Nathifa Ammouri's nightmares are filled with the sound of Israeli bulldozers roaring towards her West Bank olive groves.

The 81-year-old woman said Israeli soldiers and settlers had uprooted about 200 olive trees from her 750 dunums (150 acres) of fields, the family's main source of income, since a Palestinian uprising against Israeli occupation erupted in September last year.

"I became allergic to the bulldozers' noise," said Ammouri. "They roar like monsters and break my heart."

Israel has uprooted thousands of Palestinian-owned trees since the uprising flared. The army says it clears the fields to deny gunmen cover from which to shoot at Israelis.

Ammouri and her husband, Mahmoud, start the day before sunrise, leaning on one another to care for their groves of olive, almond and fig trees near the Jewish settlement of Eli.

Ammouri, who has a strong and intimate bond with the olive trees, said she and Mahmoud's fields predate Israel's creation in 1948.

"I swear to God that I comb the tree as I used to comb the hair of my son. I feed her so it will feed me. I prune her branches tenderly as if I am giving her a shower," Ammouri said.

Groves near the Israeli colony have not been harvested because settlers chase them with dogs and sometimes shoot in the air, Ammouri said. "We go to the fields carrying our coffins," she said, leaning on a cane in her uprooted olive tree grove.

Ammouri said the Jewish settlers had also burned wheat fields and olive groves near the colonies, which are illegal under international law. "My heart was burning when I saw crops set on fire," Ammouri said, dozens of sawed and burned olive trees behind her.

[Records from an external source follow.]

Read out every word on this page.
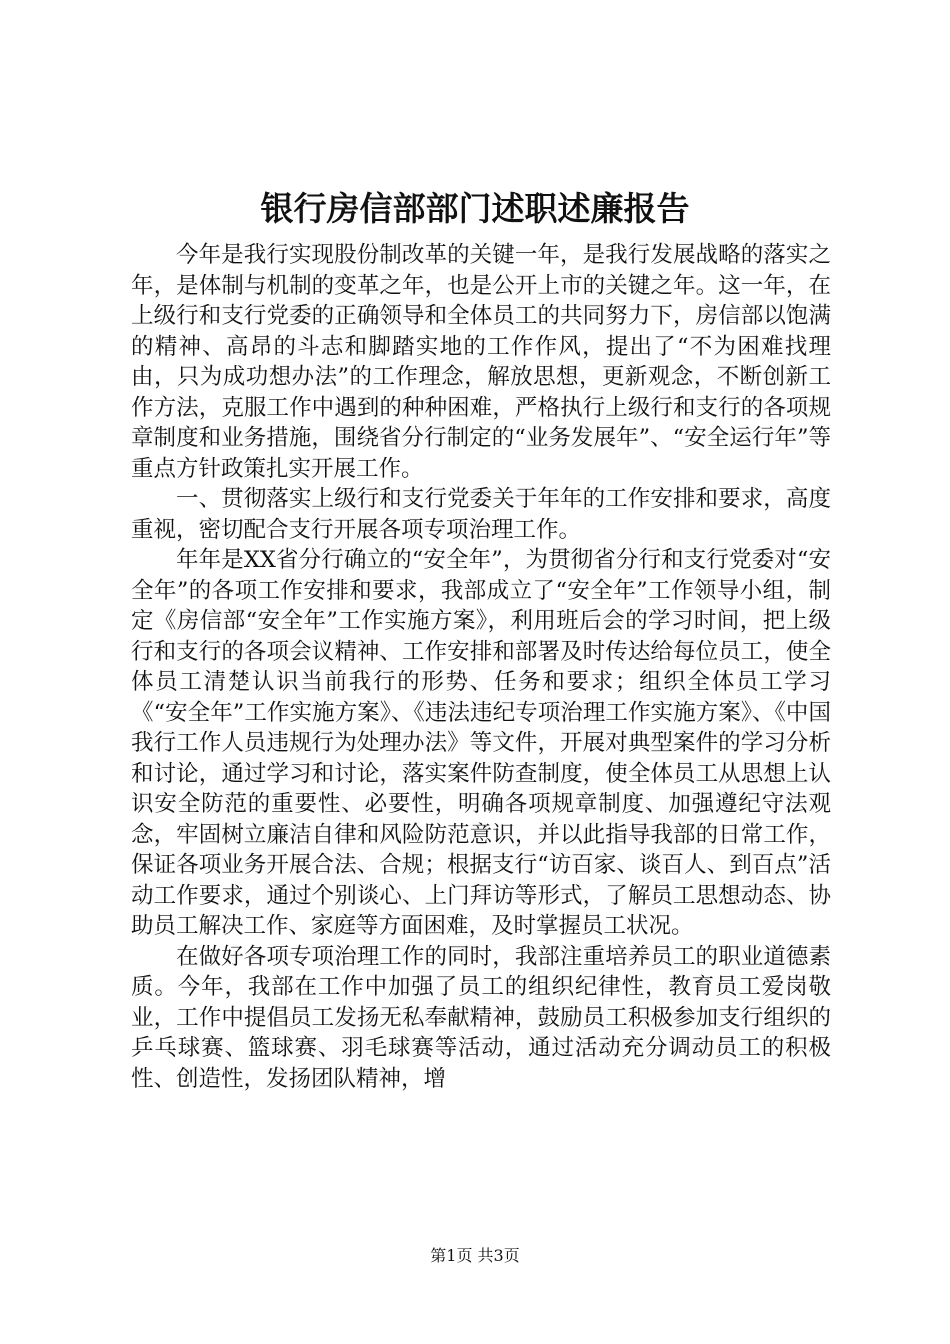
银行房信部部门述职述廉报告

今年是我行实现股份制改革的关键一年，是我行发展战略的落实之年，是体制与机制的变革之年，也是公开上市的关键之年。这一年，在上级行和支行党委的正确领导和全体员工的共同努力下，房信部以饱满的精神、高昂的斗志和脚踏实地的工作作风，提出了“不为困难找理由，只为成功想办法”的工作理念，解放思想，更新观念，不断创新工作方法，克服工作中遇到的种种困难，严格执行上级行和支行的各项规章制度和业务措施，围绕省分行制定的“业务发展年”、“安全运行年”等重点方针政策扎实开展工作。

一、贯彻落实上级行和支行党委关于年年的工作安排和要求，高度重视，密切配合支行开展各项专项治理工作。

年年是XX省分行确立的“安全年”，为贯彻省分行和支行党委对“安全年”的各项工作安排和要求，我部成立了“安全年”工作领导小组，制定《房信部“安全年”工作实施方案》，利用班后会的学习时间，把上级行和支行的各项会议精神、工作安排和部署及时传达给每位员工，使全体员工清楚认识当前我行的形势、任务和要求；组织全体员工学习《“安全年”工作实施方案》、《违法违纪专项治理工作实施方案》、《中国我行工作人员违规行为处理办法》等文件，开展对典型案件的学习分析和讨论，通过学习和讨论，落实案件防查制度，使全体员工从思想上认识安全防范的重要性、必要性，明确各项规章制度、加强遵纪守法观念，牢固树立廉洁自律和风险防范意识，并以此指导我部的日常工作，保证各项业务开展合法、合规；根据支行“访百家、谈百人、到百点”活动工作要求，通过个别谈心、上门拜访等形式，了解员工思想动态、协助员工解决工作、家庭等方面困难，及时掌握员工状况。

在做好各项专项治理工作的同时，我部注重培养员工的职业道德素质。今年，我部在工作中加强了员工的组织纪律性，教育员工爱岗敬业，工作中提倡员工发扬无私奉献精神，鼓励员工积极参加支行组织的乒乓球赛、篮球赛、羽毛球赛等活动，通过活动充分调动员工的积极性、创造性，发扬团队精神，增

第1页 共3页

Palestinians demand that all Jewish colonies – built on Arab land Israel occupied in the 1967 Middle East war and which Palestinians want for a future state – be dismantled.

Palestinians have viewed Jewish settlers as legitimate targets in their uprising, killing nearly 40 since the violence flared. Jewish settlers have killed at least nine Palestinians in almost a year of bloodshed.

Ammouri's village, which straddles a main road connecting the West Bank cities of Ramallah and Nablus, is surrounded by heavily guarded Jewish settlements.